Monday, September 20, 2004

Canada celebrates cowardice

The CBC, like Canada itself, is far too ignored by the blogsphere.

Draft-dodger memorial to be built in B.C.

NELSON, B.C. - B.C. activists plan to erect a bronze sculpture honouring draft dodgers, four decades after Americans opposed to the Vietnam War sought refuge in Canada.

The memorial, created by artists in Nelson, B.C., ties into a two-day celebration planned for July 2006 that pays tribute to as many as 125,000 Americans who fled to Canada between 1964 and 1977.

"This will mark the courageous legacy of Vietnam War resisters and the Canadians who helped them resettle in this country during that tumultuous era," Isaac Romano, the director of the Our Way Home festival told a news conference in Nelson Tuesday.

No, Isaac, there was nothing courageous there. The courageous resistors were people like Mohammed Ali who stayed and faced prison, or Australia's Bob McMullan who stood by their convictions and took their objection to court. A requisite condition of courage is the presence of risk you see, and the defining characteristic of courage is a willingness to face that risk. The draftees who ran were averting risk, not facing it, but you weren't really building that monument for them, were you? Despite the attempt at validating the enterprise as an altruistic tribute to others, this Canadian monument after all is for Canada; for Canadians. You're not celebrating the flight of the draftees, but the warm embrace that Canada extended.

However, before your arm faces the risks inherent to the act of patting yourself on the back, you should note that the Canadians who helped them faced no risk at all, a condition which qualifies them as demonstrating no courage at all. Building a monument to yourself commending yourself for qualities you do not posess or exhibit... there's a word for that, isn't there?

A word? Hell, I think there are whole branches of psychiatry devoted to it.

There has already been a momument built to people who did exhibit bravery during the period of the Vietnam draft; it bears the names of people who took the place of those who ran away to teach you courage, Isaac. A larger-than-life tribute to your courage would be a small thing indeed.

No word on when we can expect a monument to the courage of the boat people.


Update: Looks like I owe an apology to CBC Watch which, in my oh-so-typical Kerry-like American arrogance, I implied does not exist. When my French arrogance kicks in, I'll pretend they did not give attention to this article first.

2 Comments:

Blogger Babbling Brooks said...

Lest you take the CBC as representative of all political thought up north of the border, I would suggest you visit some of the members of the Red Ensign Brigade.

There are a lot of Kerry-esque morons up here. But they haven't turned all of us yet.

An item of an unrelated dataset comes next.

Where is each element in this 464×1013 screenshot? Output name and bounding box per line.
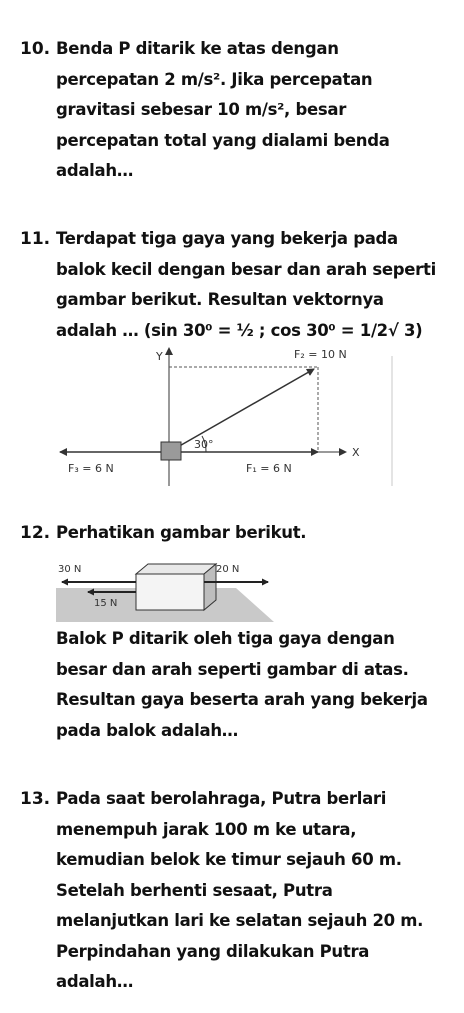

Keep digging in the couch - I like the change you're finding.

11:43 AM  
Blogger Doug said...

As a Buffalonian, I've spent the bulk of my life living alonside (and periodically being drank under the table by) denizens of the Great White North. While this has kept me aware that Canadians don't march in lockstep with the CBC, it's also shown me over the span of perhaps a decade that the ranks of those Cadanians out of step are dwindling fast.

Thanks for the link to the Brigade blogroll. I've only heard of a couple of these (and it's high time I got them blogrolled), so I'm sure I'll be pleased to have discovered the rest.